Quando a Apple apresentou o primeiro iPhone, em junho de 2007, Jobs fez algumas afirmações polêmicas: “Quem é que vai querer um palito?”. Pois agora a sua empresa mudou de ideia. Aquele comentário irônico fazia referência à Samsung, seu principal concorrente, mas também ao fabricante líder da época, o Palm, com seu Treo 700p. O novo equipamento vem com um teclado e um lápis ultrassensível que o tornam uma alternativa verdadeira ao computador. Além de sua tela maior.

O lápis também é resultado de parcerias no universo do design. Evi Meyer, presidente da 3D UMake, faz uma avaliação muito positiva: “O iPad Pro e o Apple Pencil são o novo caderno e o novo lápis. Graças ao seu uso simples e à sua poderosa capacidade de processamento, os designers poderão aproveitar estas ferramentas para potencializar sua experiência ao criar, e elevar, em última instância, o seu trabalho bidimensional ao nível de 3D”. A impossibilidade do desenho em três dimensões era, até agora, uma das grandes limitações dos tablets.
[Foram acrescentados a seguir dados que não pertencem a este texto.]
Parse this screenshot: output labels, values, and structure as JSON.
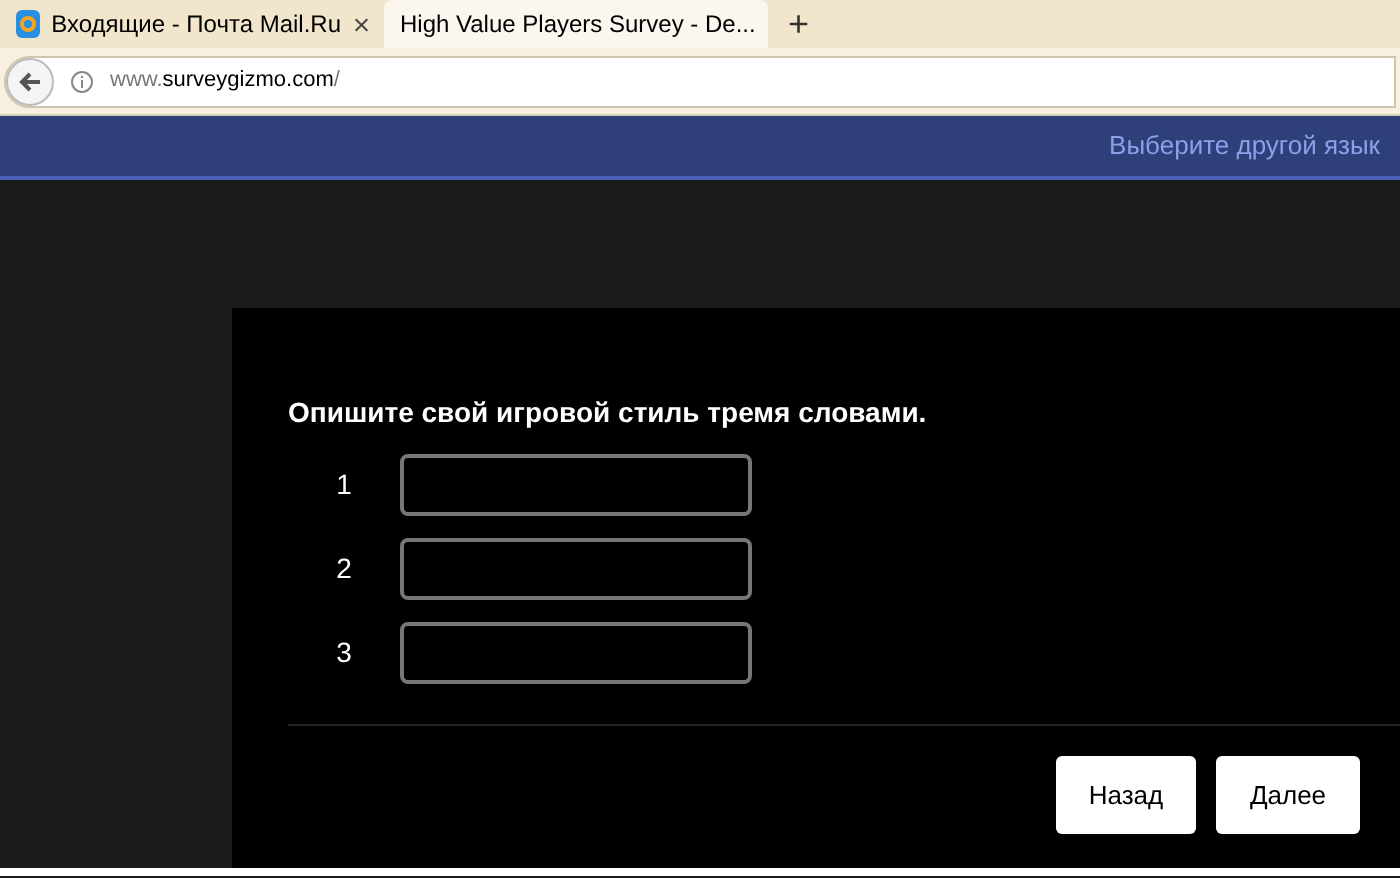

O processo, por enquanto, é semelhante ao de um computador de primeiro nível. O mais barato, com 32 gigas e wifi, custa 899 euros (cerca de 3,6 mil reais). O modelo com 128 gigas e conexão LTE chega a 1.299 euros (5,2 mil reais). A esses valores devem-se somar 109 euros (440 reais) do Pencil, o lápis ultrassensível, e o teclado a 179 euros (720 reais). As capas oscilam de 69 euros a 89 euros (240 reais a 360 reais). Nem o teclado nem o lápis são necessários para usar o tablet, dependendo da aplicação a ser utilizada.